Psychologists will tell you: red amplifies dominance, stokes aggression, conjures fear. It overwhelms. It silences. It does not converse; it commands.

And here lies the grotesque comedy: the party that once howled at the “red menace” of communism has drowned itself in crimson, trading one authoritarian hue for another. Not the hammer and sickle, but the red cap, the red tie, the electoral map bleeding like a wound across the continent.

The Whiteness Beneath

But the story does not end in red. Beneath it lies white, the foundation stone, the ghost in the background.

White hoods, white robes, white crosses burning in the night. White banners of “purity,” of “supremacy.” The myth of whiteness as order and dominion has haunted American politics for centuries, and the GOP has long drawn from that poisoned well.

The Southern Strategy was not an accidental turn of phrase; it was a deliberate pact with segregationists. Reagan’s “welfare queens,” Trump’s “shithole countries”—each invocation of whiteness as virtue, each sneer at color as contamination.

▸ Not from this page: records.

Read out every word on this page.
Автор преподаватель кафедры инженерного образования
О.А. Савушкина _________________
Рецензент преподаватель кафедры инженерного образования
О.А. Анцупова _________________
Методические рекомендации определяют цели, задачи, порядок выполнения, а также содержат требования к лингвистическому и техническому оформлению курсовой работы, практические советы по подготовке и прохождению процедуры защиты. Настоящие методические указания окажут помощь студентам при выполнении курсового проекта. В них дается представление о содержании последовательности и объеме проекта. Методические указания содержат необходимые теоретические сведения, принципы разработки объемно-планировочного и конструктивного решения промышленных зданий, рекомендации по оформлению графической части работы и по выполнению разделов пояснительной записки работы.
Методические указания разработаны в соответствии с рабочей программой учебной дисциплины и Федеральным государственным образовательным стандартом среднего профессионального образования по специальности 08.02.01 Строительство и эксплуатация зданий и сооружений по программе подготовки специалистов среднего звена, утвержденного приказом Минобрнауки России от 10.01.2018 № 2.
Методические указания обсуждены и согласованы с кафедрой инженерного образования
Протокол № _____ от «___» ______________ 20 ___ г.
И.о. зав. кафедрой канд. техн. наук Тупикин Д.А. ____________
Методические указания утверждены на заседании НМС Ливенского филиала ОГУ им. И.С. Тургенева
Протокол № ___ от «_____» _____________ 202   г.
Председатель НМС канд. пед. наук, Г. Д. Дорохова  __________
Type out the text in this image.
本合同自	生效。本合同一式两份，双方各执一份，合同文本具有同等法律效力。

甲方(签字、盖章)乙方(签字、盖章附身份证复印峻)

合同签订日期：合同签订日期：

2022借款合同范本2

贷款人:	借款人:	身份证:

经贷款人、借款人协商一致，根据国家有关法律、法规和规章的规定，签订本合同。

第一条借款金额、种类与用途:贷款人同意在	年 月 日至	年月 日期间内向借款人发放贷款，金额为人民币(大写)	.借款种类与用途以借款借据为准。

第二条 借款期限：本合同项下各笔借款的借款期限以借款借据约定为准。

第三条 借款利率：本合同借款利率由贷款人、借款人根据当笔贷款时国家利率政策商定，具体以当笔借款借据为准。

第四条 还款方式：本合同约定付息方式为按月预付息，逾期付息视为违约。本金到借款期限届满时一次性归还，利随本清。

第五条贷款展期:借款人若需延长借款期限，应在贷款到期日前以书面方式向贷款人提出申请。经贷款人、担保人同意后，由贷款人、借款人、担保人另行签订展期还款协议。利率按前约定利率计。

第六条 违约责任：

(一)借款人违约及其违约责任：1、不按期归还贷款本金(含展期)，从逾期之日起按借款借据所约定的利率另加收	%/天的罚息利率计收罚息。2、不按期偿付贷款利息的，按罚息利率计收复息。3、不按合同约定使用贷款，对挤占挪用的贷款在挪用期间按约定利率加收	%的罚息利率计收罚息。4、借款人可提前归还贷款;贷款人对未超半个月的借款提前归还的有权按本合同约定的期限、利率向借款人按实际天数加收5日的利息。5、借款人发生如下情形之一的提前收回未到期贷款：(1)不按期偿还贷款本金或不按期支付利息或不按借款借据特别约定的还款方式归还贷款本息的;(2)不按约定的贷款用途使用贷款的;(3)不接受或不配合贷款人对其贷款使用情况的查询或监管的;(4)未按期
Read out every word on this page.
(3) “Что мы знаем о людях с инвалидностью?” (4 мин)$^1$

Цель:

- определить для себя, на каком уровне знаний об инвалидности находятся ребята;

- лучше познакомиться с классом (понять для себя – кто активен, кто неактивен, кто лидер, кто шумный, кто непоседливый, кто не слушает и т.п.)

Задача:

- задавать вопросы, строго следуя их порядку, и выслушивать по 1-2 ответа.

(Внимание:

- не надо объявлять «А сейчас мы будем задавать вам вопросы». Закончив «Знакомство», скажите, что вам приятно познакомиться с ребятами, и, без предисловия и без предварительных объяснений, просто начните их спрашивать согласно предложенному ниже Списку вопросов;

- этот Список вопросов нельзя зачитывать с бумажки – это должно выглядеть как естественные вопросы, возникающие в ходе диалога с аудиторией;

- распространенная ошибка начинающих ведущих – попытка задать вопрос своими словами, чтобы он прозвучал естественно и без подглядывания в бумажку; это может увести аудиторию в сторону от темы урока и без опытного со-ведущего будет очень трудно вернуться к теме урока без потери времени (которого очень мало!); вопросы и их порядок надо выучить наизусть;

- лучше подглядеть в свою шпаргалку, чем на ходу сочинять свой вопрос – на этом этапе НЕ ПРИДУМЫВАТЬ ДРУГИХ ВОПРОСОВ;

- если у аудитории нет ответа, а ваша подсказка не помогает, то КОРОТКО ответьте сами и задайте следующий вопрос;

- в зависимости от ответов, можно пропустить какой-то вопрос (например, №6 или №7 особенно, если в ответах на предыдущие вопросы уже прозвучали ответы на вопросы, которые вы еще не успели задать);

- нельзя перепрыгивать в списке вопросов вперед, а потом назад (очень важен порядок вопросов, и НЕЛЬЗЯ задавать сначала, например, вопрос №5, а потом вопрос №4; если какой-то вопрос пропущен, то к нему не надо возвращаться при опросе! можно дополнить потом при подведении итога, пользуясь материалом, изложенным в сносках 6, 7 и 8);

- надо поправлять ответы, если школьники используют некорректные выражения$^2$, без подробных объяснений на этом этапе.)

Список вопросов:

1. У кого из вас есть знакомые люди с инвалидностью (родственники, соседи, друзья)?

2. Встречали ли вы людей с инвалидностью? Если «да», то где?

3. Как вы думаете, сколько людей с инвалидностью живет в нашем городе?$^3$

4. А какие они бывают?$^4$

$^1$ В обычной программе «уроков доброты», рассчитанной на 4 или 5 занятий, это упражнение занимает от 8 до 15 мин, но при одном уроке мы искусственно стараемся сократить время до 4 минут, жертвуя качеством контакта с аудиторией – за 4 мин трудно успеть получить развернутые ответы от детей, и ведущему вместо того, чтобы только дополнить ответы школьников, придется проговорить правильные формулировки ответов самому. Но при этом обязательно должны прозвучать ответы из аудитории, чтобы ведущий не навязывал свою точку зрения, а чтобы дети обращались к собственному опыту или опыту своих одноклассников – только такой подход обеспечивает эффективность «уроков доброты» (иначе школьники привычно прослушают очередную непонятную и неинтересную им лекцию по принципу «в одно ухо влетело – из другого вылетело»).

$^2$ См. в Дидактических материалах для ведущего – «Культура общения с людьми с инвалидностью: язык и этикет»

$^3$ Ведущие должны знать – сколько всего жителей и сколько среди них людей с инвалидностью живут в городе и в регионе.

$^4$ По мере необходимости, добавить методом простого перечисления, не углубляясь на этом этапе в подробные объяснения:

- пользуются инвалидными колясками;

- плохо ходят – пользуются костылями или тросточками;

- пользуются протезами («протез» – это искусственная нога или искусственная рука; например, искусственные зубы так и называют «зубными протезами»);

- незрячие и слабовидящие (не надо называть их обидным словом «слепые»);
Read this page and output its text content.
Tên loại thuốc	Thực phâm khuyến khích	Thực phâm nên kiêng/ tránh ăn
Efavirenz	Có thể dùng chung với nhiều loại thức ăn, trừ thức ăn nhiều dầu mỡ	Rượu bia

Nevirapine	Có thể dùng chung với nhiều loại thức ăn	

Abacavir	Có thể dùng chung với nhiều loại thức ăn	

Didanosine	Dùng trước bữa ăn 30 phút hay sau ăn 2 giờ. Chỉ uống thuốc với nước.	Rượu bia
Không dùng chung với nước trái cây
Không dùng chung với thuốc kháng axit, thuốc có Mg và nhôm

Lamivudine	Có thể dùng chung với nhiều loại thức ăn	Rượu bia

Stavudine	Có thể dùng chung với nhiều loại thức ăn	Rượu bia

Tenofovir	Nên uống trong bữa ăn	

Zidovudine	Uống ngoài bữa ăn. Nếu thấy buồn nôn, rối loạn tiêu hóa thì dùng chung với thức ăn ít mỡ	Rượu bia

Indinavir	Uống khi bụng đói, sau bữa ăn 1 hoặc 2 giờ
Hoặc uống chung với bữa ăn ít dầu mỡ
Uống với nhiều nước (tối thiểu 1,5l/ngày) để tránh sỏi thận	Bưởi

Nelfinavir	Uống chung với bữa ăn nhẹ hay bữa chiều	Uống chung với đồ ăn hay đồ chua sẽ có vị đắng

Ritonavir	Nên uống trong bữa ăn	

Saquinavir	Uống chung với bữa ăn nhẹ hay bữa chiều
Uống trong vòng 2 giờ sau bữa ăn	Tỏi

When fused with red, the palette becomes unmistakable: blood and purity, rage and supremacy. A politics of domination disguised as patriotism.

The Palette of Authoritarianism

Notice what is missing. Blue. The color of calm, of reflection, of trust. Blue is the shade of deliberation, of democracy itself. And it has no place in their gospel except as the enemy.

What remains is stark and violent: red for aggression, white for supremacy. It is not an accident of branding. It is the monochrome dream of every authoritarian project: a world reduced to obedience, stripped of its spectrum, scrubbed of its nuance.

The Fear of the Rainbow

And so the rainbow becomes their greatest heresy. It mocks their reductionism. It laughs at their uniforms. It insists, in color, that life will not be flattened into red and white.

That is why they rage at Pride flags, ban books with bright covers, tear down murals, mock “urban votes” as illegitimate. Every splash of color unmasks them. Every rainbow reveals the lie.

James Baldwin warned that “color is not a human or a personal reality; it is a political reality.” Republicans have twisted this truth until it became a weapon. They wield red as rage and white as purity, pretending they are victims while painting the nation in their image.

And if Baldwin gave us clarity, Hunter S. Thompson would give us the unfiltered howl: this is a circus of the damned, a lunatic parade of red-eyed patriots high on their own fumes, hallucinating purity while the country burns. Red like a warning flare, white like a funeral shroud, together a grotesque pageant screaming about freedom while strangling it in the parking lot.

The Persistence of Color

And yet—the chalk returns after the rain. The rainbow survives the storm. The cities pulse with languages and laughter that no gerrymander can bleach away.

Authoritarian movements burn bright in their monochrome fever dreams, but monochrome is brittle. It cannot sustain life. The world insists on plurality, on spectrum, on color.

The Republican vision is a nation bled red and scrubbed white. The American promise—unfulfilled, contested, always incomplete—is still the rainbow. And no matter how many chalk lines they wash away, color always comes back, brighter, louder, more defiant than before.